Biomolecular Screening Facility, Swiss Federal Institute of Technology Lausanne (EPFL), Lausanne CH-1015, Switzerland.
J Med Chem. 2022 Jul 28;65(14):9735-9749. doi: 10.1021/acs.jmedchem.2c00306. Epub 2022 Jun 2.
Kallikrein-related peptidases 5 (KLK5) and 7 (KLK7) are serine proteases with homeostatic functions in the epidermis that play a critical role in Netherton syndrome (NS), a rare yet life-threatening genetic disorder that currently lacks specific treatment. Previous research suggests that controlling KLKs could lead to the development of NS therapies, but existing synthetic inhibitors have limitations. Herein, we used phage display to screen libraries comprising more than 100 billion different cyclic peptides and found selective, high-affinity inhibitors of KLK5 ( = 2.2 ± 0.1 nM) and KLK7 ( = 16 ± 4 nM). By eliminating protease-prone sites and conjugating the inhibitors to an albumin-binding peptide, we enhanced the inhibitor stability and prolonged the elimination half-life to around 5 h in mice. In tissue sections taken from mice, a fluorescently labeled peptide was detected in the epidermis, suggesting that the inhibitors can reach the KLKs upon systemic delivery and should be suited to control deregulated protease activity in NS.
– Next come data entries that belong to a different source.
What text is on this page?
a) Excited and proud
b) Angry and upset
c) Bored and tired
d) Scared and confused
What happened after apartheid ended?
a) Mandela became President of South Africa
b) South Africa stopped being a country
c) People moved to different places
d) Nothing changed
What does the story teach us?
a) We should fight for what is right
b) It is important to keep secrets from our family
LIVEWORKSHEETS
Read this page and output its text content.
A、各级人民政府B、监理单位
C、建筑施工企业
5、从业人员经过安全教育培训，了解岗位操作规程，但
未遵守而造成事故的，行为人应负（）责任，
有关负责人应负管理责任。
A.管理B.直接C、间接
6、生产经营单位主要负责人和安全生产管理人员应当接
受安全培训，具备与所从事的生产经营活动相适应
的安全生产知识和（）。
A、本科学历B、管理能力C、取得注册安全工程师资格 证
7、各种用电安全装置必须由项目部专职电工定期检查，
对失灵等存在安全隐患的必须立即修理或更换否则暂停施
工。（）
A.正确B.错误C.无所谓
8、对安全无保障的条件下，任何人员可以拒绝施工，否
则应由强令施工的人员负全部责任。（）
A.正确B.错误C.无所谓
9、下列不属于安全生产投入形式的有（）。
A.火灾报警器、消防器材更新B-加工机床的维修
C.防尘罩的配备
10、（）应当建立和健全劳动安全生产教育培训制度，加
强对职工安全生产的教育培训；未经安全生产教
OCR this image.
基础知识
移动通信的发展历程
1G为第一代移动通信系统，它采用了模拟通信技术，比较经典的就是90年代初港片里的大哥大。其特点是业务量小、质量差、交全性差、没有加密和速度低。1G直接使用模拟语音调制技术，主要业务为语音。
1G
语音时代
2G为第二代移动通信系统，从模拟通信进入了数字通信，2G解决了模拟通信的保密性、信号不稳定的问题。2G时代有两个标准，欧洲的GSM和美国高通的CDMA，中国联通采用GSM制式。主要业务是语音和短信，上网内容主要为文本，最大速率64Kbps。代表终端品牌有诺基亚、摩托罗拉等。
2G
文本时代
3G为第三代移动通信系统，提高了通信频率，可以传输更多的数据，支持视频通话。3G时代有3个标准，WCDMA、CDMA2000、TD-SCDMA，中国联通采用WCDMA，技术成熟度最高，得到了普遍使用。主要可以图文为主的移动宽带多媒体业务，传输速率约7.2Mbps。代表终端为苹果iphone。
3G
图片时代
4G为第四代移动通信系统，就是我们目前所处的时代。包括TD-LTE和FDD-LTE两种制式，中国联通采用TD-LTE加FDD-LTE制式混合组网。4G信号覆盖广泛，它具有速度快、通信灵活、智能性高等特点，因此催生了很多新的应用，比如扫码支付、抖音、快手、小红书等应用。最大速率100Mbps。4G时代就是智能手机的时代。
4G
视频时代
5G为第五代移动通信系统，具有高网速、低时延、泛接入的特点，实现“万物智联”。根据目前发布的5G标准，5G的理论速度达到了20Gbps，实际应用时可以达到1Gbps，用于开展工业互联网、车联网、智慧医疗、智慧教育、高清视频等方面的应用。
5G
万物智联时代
激肽释放酶相关肽酶 5(KLK5)和 7(KLK7)是表皮中具有内稳态功能的丝氨酸蛋白酶,在 Netherton 综合征(NS)中起着关键作用,NS 是一种罕见但危及生命的遗传疾病,目前缺乏特异性治疗方法。先前的研究表明,控制 KLKs 可能会导致 NS 治疗方法的发展,但现有的合成抑制剂存在局限性。在此,我们使用噬菌体展示技术筛选了由超过 1000 亿个不同环肽组成的文库,发现了 KLK5( = 2.2 ± 0.1 nM)和 KLK7( = 16 ± 4 nM)的选择性、高亲和力抑制剂。通过消除蛋白酶倾向的位点并将抑制剂与白蛋白结合肽偶联,我们增强了抑制剂的稳定性,并将其在小鼠中的消除半衰期延长至约 5 小时。在从小鼠中取出的组织切片中,在表皮中检测到荧光标记的肽,这表明抑制剂可以在全身给药时到达 KLKs,并且应该适合控制 NS 中失调的蛋白酶活性。